A Defense of the Lecture
One of the most entrenched opinions in discussions of pedagogy in higher ed is that classes should ideally be discussion-based, with lecturing kept to an absolute minimum. Lectures, we are told, fail to teach students in an enduring way, because they inculcate a passive learning style that results in information being stored only long enough to be “regurgitated” on an exam and forgotten soon after. By contrast, conventional wisdom holds, students are unlikely to forget what they learn in the context of a discussion, because they have to work hard to come up with their own answers. In this context, the consistent reports from students that they want more lectures are dismissed as laziness on their part, a reflection of a less-developed learning style that we need to challenge rather than coddle.
A lively discussion of a book by a small, engaged group is an ideal to be aspired to. At the same time, it seems to me that such discussions are pretty rare, even among professional academics (note how often people will express surprise that a conference session had good discussion). Such skills need to be cultivated, and of course you can only learn by doing. Yet there are some base-level confidence issues that need to be addressed as well, and unless we want to cultivate students who believe that their every utterance is intrinsically worthwhile due to their precious snowflake-hood, it would probably be good to get them to a point where their confidence is earned, where it’s based in actual knowledge.
A big part of that has to be getting them to a point where they are good readers. That means being actual baseline good readers who are able to identify key themes, sympathetically state the author’s argument in their own words, talk about what each section of the book is supposed to be contributing to the whole, and so on — that kind of thing is the necessary foundation for the “critical reading” stage.
I think that the assumption that students have baseline reading skills is behind the thinking of people who want more or less exclusively discussion-based classes — lectures, they suppose, are just trying to transmit information, which the books can do by themselves. If we assume that the students are reading attentively outside of class, we can use the class time to practice our critical reading with each other. I don’t think it’s at all clear, however, that students typically come to college with the skills necessary to make such a model work. Some will, but it’s much safer to assume that your students need help. And I believe that we should interpret students’ desire for more lectures precisely as a cry for help.

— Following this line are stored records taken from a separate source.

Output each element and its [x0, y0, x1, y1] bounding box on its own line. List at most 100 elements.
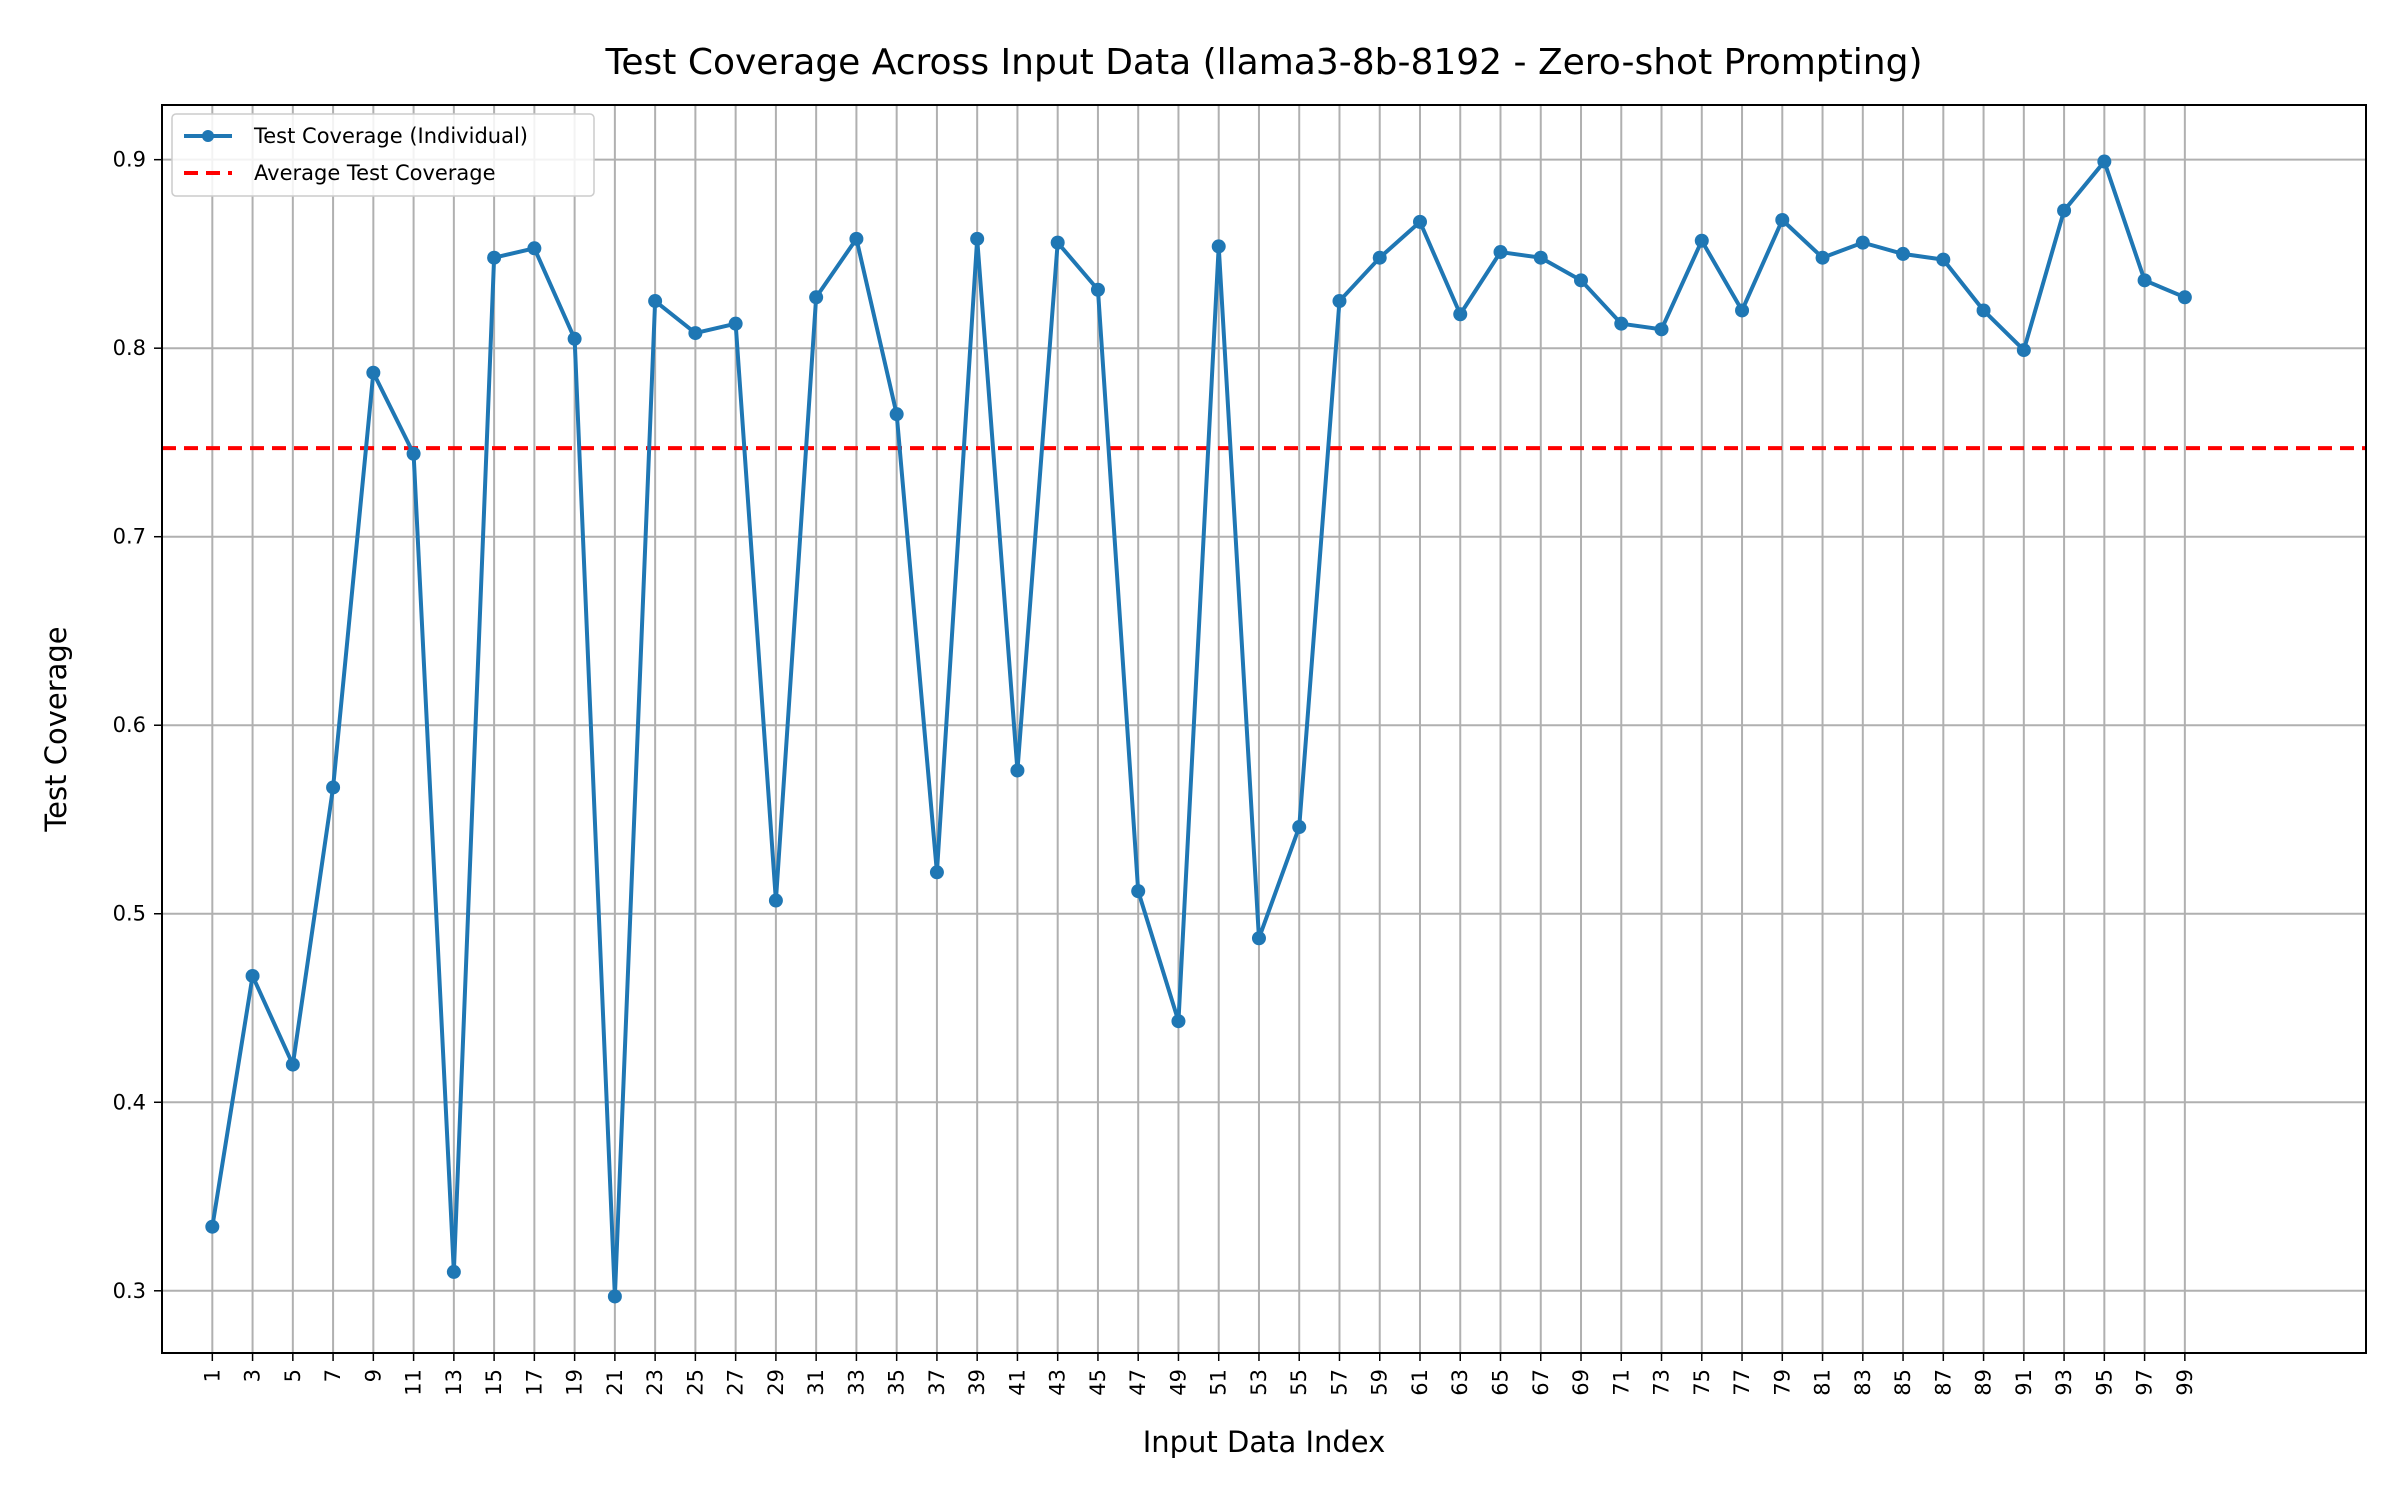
x-tick-label: 51	[1207, 1369, 1231, 1396]
data-point	[1010, 763, 1025, 778]
x-tick-label: 21	[603, 1369, 627, 1396]
data-point	[1533, 250, 1548, 265]
x-tick-label: 39	[965, 1369, 989, 1396]
x-tick-label: 17	[522, 1369, 546, 1396]
x-tick-label: 61	[1408, 1369, 1432, 1396]
x-tick-label: 49	[1166, 1369, 1190, 1396]
x-tick-label: 47	[1126, 1369, 1150, 1396]
data-point	[1574, 273, 1589, 288]
data-point	[648, 294, 663, 309]
data-point	[2016, 343, 2031, 358]
data-point	[1855, 235, 1870, 250]
x-tick-label: 23	[643, 1369, 667, 1396]
data-point	[1131, 884, 1146, 899]
plot-frame	[161, 104, 2367, 1354]
data-point	[567, 331, 582, 346]
data-point	[1936, 252, 1951, 267]
legend-label-individual: Test Coverage (Individual)	[253, 124, 528, 148]
data-point	[1453, 307, 1468, 322]
x-tick-label: 19	[563, 1369, 587, 1396]
x-tick-label: 3	[241, 1369, 265, 1382]
x-tick-label: 37	[925, 1369, 949, 1396]
data-point	[2137, 273, 2152, 288]
data-point	[527, 241, 542, 256]
x-tick-label: 29	[764, 1369, 788, 1396]
data-point	[1654, 322, 1669, 337]
x-tick-label: 41	[1005, 1369, 1029, 1396]
legend-label-average: Average Test Coverage	[254, 161, 496, 185]
y-tick-label: 0.9	[113, 148, 146, 172]
x-tick-label: 65	[1489, 1369, 1513, 1396]
data-point	[406, 446, 421, 461]
x-tick-label: 35	[885, 1369, 909, 1396]
y-axis-label: Test Coverage	[39, 626, 73, 832]
data-point	[607, 1289, 622, 1304]
data-point	[1090, 282, 1105, 297]
data-point	[1775, 212, 1790, 227]
x-tick-label: 87	[1931, 1369, 1955, 1396]
data-point	[1251, 931, 1266, 946]
data-point	[889, 407, 904, 422]
x-tick-label: 31	[804, 1369, 828, 1396]
data-point	[809, 290, 824, 305]
x-tick-label: 67	[1529, 1369, 1553, 1396]
data-point	[768, 893, 783, 908]
x-tick-label: 57	[1327, 1369, 1351, 1396]
data-point	[929, 865, 944, 880]
data-point	[1211, 239, 1226, 254]
x-tick-label: 59	[1368, 1369, 1392, 1396]
data-point	[1493, 245, 1508, 260]
x-tick-label: 9	[361, 1369, 385, 1382]
x-tick-label: 83	[1851, 1369, 1875, 1396]
data-point	[728, 316, 743, 331]
data-point	[2177, 290, 2192, 305]
data-point	[688, 326, 703, 341]
legend-marker-individual	[202, 130, 214, 142]
x-tick-label: 93	[2052, 1369, 2076, 1396]
x-tick-label: 85	[1891, 1369, 1915, 1396]
y-axis-ticks: 0.3 0.4 0.5 0.6 0.7 0.8 0.9	[113, 148, 162, 1303]
x-tick-label: 99	[2173, 1369, 2197, 1396]
data-point	[326, 780, 341, 795]
series-line-individual	[210, 159, 2186, 1299]
series-layer	[205, 154, 2192, 1304]
data-point	[366, 365, 381, 380]
data-point	[285, 1057, 300, 1072]
y-tick-label: 0.3	[113, 1279, 146, 1303]
data-point	[1614, 316, 1629, 331]
data-point	[1412, 214, 1427, 229]
x-tick-label: 75	[1690, 1369, 1714, 1396]
x-tick-label: 63	[1448, 1369, 1472, 1396]
x-tick-label: 91	[2012, 1369, 2036, 1396]
legend-box	[171, 113, 595, 197]
data-point	[446, 1264, 461, 1279]
data-point	[1171, 1014, 1186, 1029]
data-point	[1735, 303, 1750, 318]
x-tick-label: 43	[1046, 1369, 1070, 1396]
x-tick-label: 81	[1811, 1369, 1835, 1396]
data-point	[2057, 203, 2072, 218]
data-point	[1050, 235, 1065, 250]
y-tick-label: 0.4	[113, 1090, 146, 1114]
x-tick-label: 5	[281, 1369, 305, 1382]
data-point	[1332, 294, 1347, 309]
data-point	[487, 250, 502, 265]
x-tick-label: 45	[1086, 1369, 1110, 1396]
x-axis-ticks: 1 3 5 7 9 11 13 15 17 19 21 23 25 27 29 31 33 35 37 39 41 43 4…	[200, 1353, 2197, 1396]
x-tick-label: 69	[1569, 1369, 1593, 1396]
x-tick-label: 15	[482, 1369, 506, 1396]
data-point	[245, 968, 260, 983]
data-point	[849, 231, 864, 246]
x-tick-label: 27	[724, 1369, 748, 1396]
y-tick-label: 0.7	[113, 525, 146, 549]
x-tick-label: 7	[321, 1369, 345, 1382]
data-point	[970, 231, 985, 246]
y-tick-label: 0.8	[113, 336, 146, 360]
x-tick-label: 55	[1287, 1369, 1311, 1396]
x-axis-label: Input Data Index	[1143, 1425, 1386, 1459]
x-tick-label: 1	[200, 1369, 224, 1382]
legend: Test Coverage (Individual) Average Test …	[171, 113, 595, 197]
x-tick-label: 73	[1650, 1369, 1674, 1396]
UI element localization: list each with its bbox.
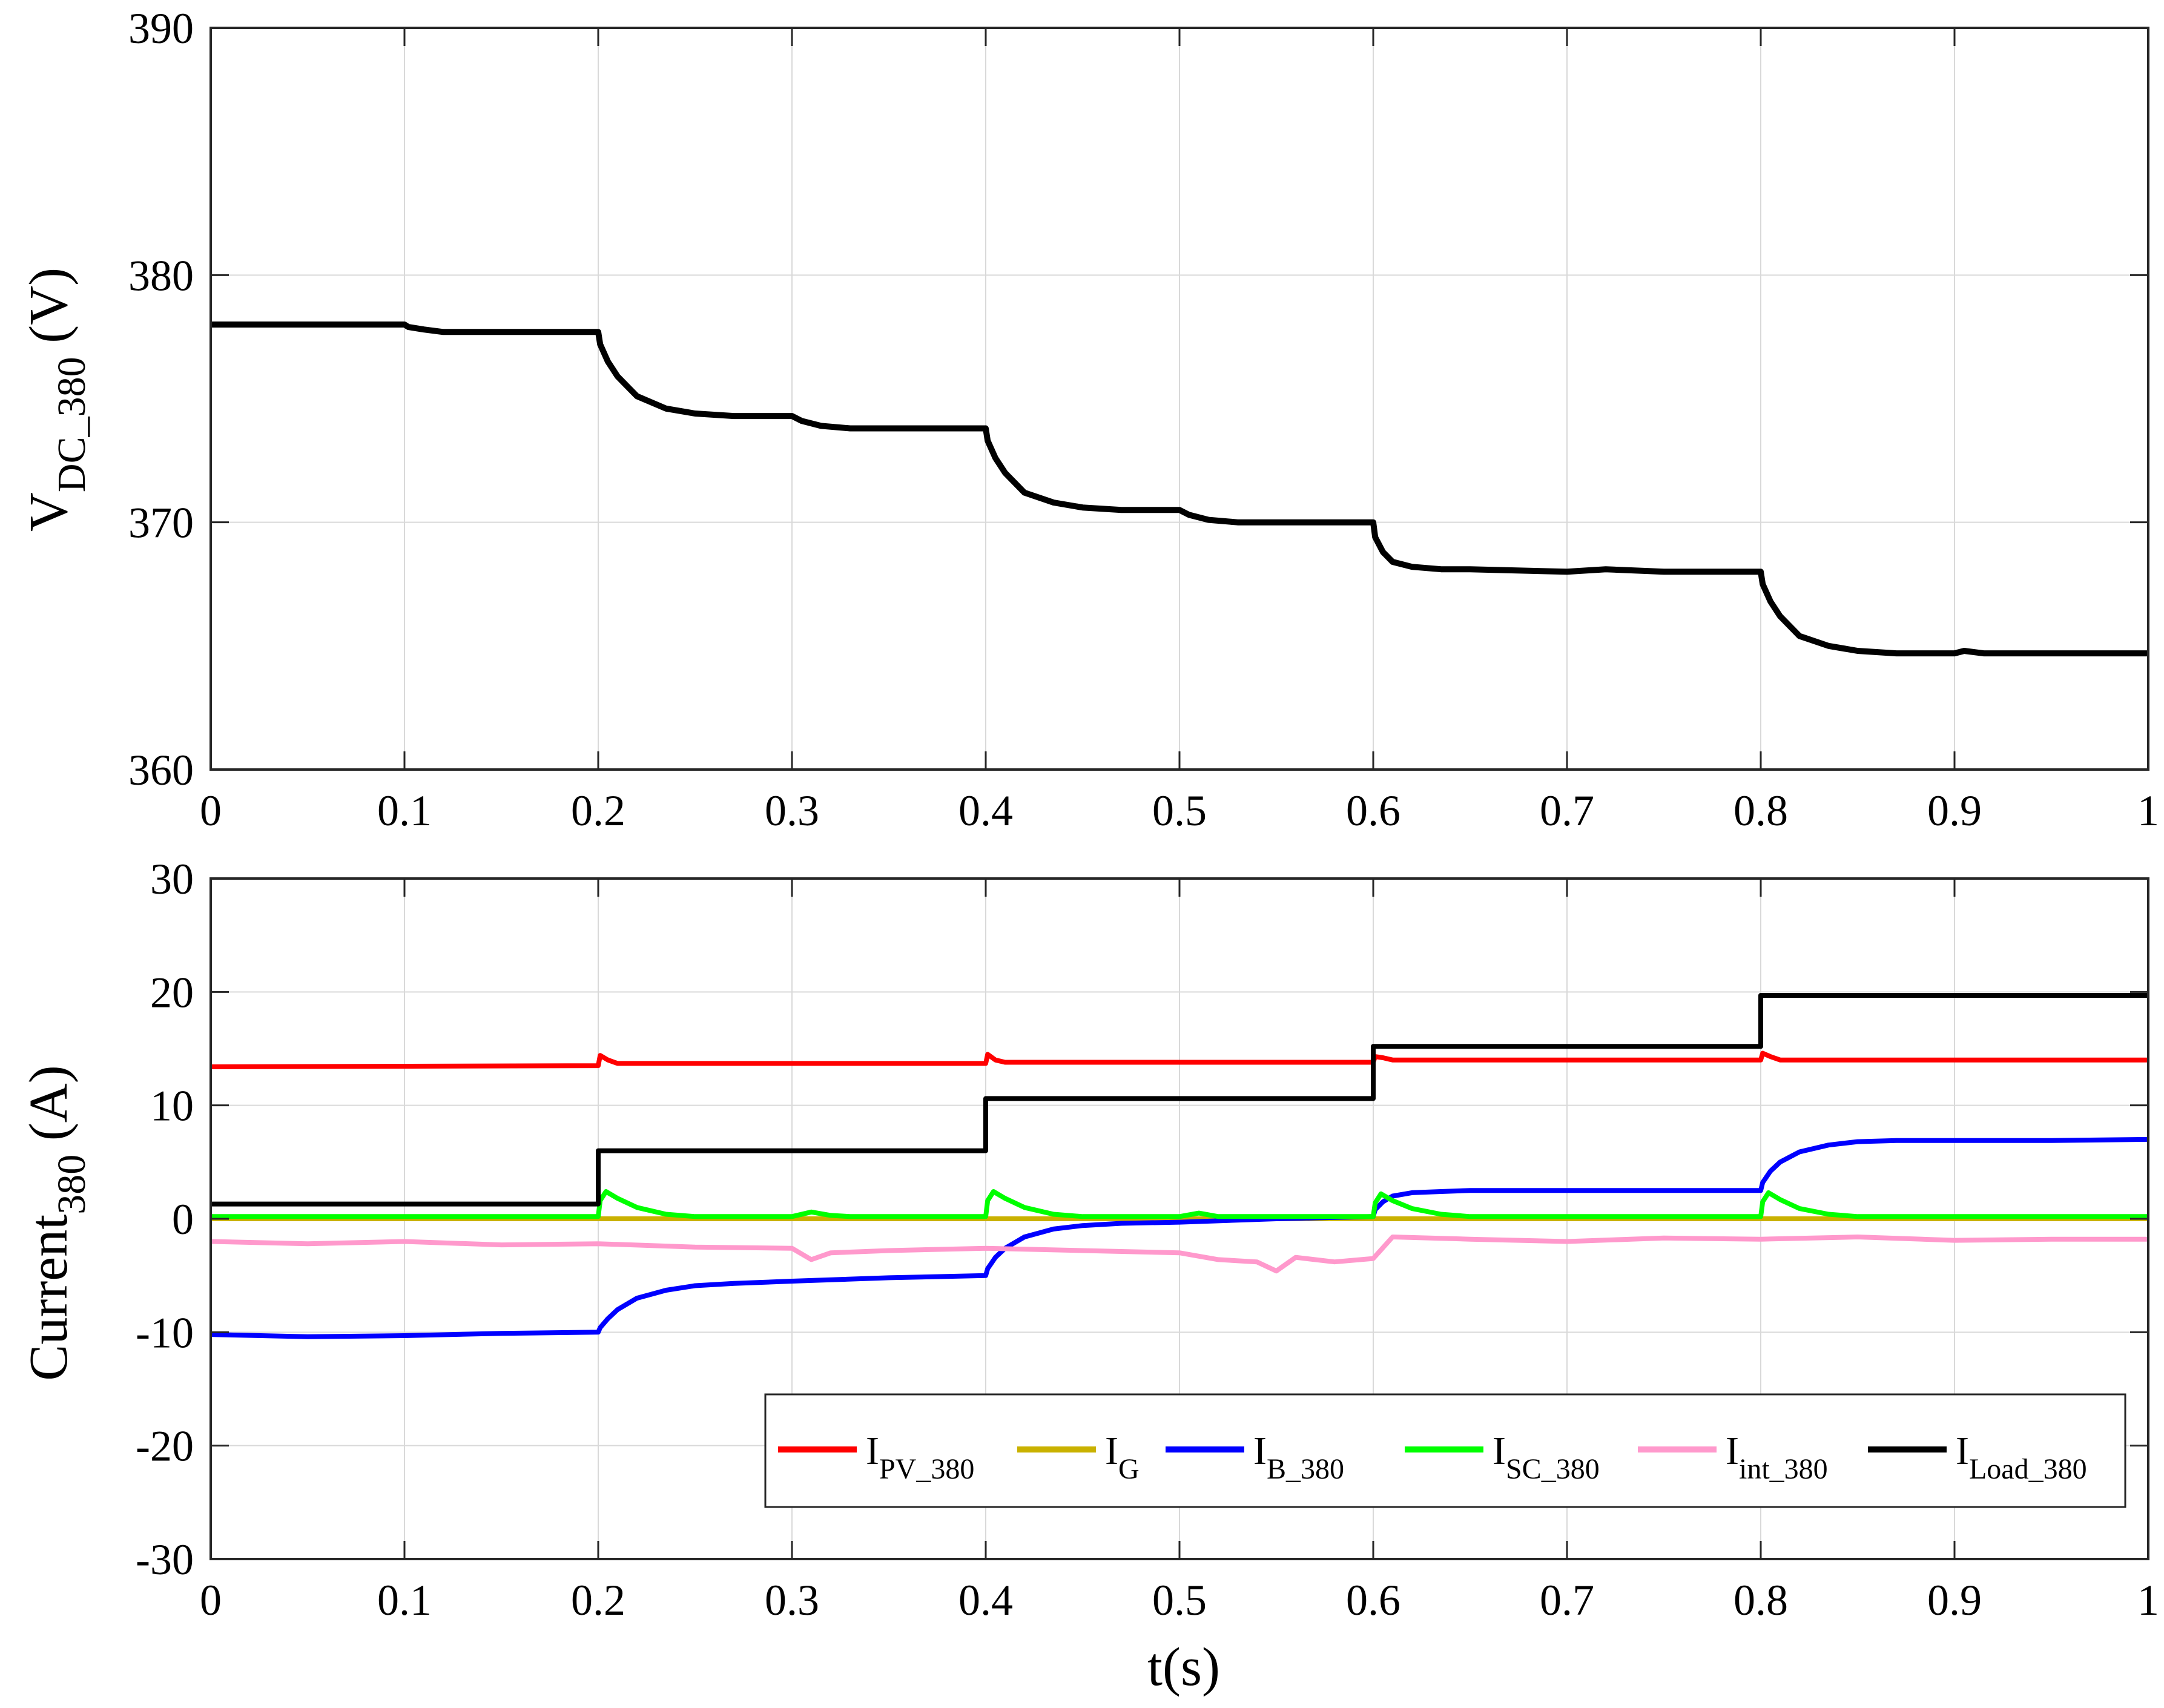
current-y-tick-label: 30	[150, 855, 194, 903]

Lectures can play a significant role in getting students to that next level if they’re used not primarily to transmit information, but to guide students in their reading and in certain modes of thinking. Lectures have significant advantages over written texts — including the ability to use the full range of tone and pacing that an improvised oral delivery allows, as well as the ability to check in periodically to make sure students are still “on board” and change the presentation if necessary — and those advantages should be mobilized in a way that feeds into the reading process itself. A simple example is telling students what they should be looking for in their readings and giving them an outline of the basic argument ahead of time (my own students have requested as much). This will give them more confidence going in and give them a way of seeing what it looks like for themes to emerge or arguments to be strung together. After a few classes worth of that kind of directed reading, perhaps they’ll be ready to begin drawing out themes and arguments themselves. Again, these skills are not something we should be taking for granted!
What’s more, it’s not at all clear to me that imposing a straight discussion model on students who are bewildered and disoriented about the readings is going to do much good for them. I have learned this lesson from hard experience after trying an “inductive” pedagogical approach and finding that the texts only began to make sense to them after I gave up on leading questions and directly told them what themes they should have found. If I had begun instead of ended with that, not only would the discussion have been able to proceed at a higher level, but their reading time would have been better spent as well. Preparing students for the reading can be an important way of being respectful of their time in a context where they face ever-greater demands outside the classroom.
This brings me to another unpopular element of traditional pedagogy: the so-called “regurgitation”-style exam. It seems to me that to be productive in class discussion, students first need to be comfortable talking amongst themselves about the subject matter — and the best way to cultivate that comfort may well be for them to study in groups in an old-fashioned information-heavy course. The process of coming up with easy ways to remember things is a way of putting things into their own words and getting at the concepts, something they’re much more likely to do if they’re studying with others rather than trying to memorize things alone in their room. Not having the pressure of having to “perform” in front of the professor might also be helpful there. Hence even the much-derided process of studying for a “regurgitation”-style test has its role — and it also meets the students at the level of learning they are likely bringing with them from high school.
Overall, I believe that the traditional pedagogical methods, such as lectures and information-heavy exams, have an essential role, as long as they’re used in a conscious way. They have the possibility of covering up the flaws of lazy or unengaged educators in some cases, but then so does the discussion model — showing up with the book in hand and asking, “So what’d you think?” arguably takes even less work than delivering a decades-old lecture.
The goals of critical thinking are the only possible goals of a liberal arts education, and I support them without reservation. Yet you can’t jump straight to them, and I think that a lot of the ways people talk about pedagogy assume that you can — and what enables them to do that is to assume that the books can handle the data transmission just fine. We need to take seriously the fact that on many important levels, freshmen (and not just freshmen) don’t know how to read. It’s a fixable problem, but it’s a real one.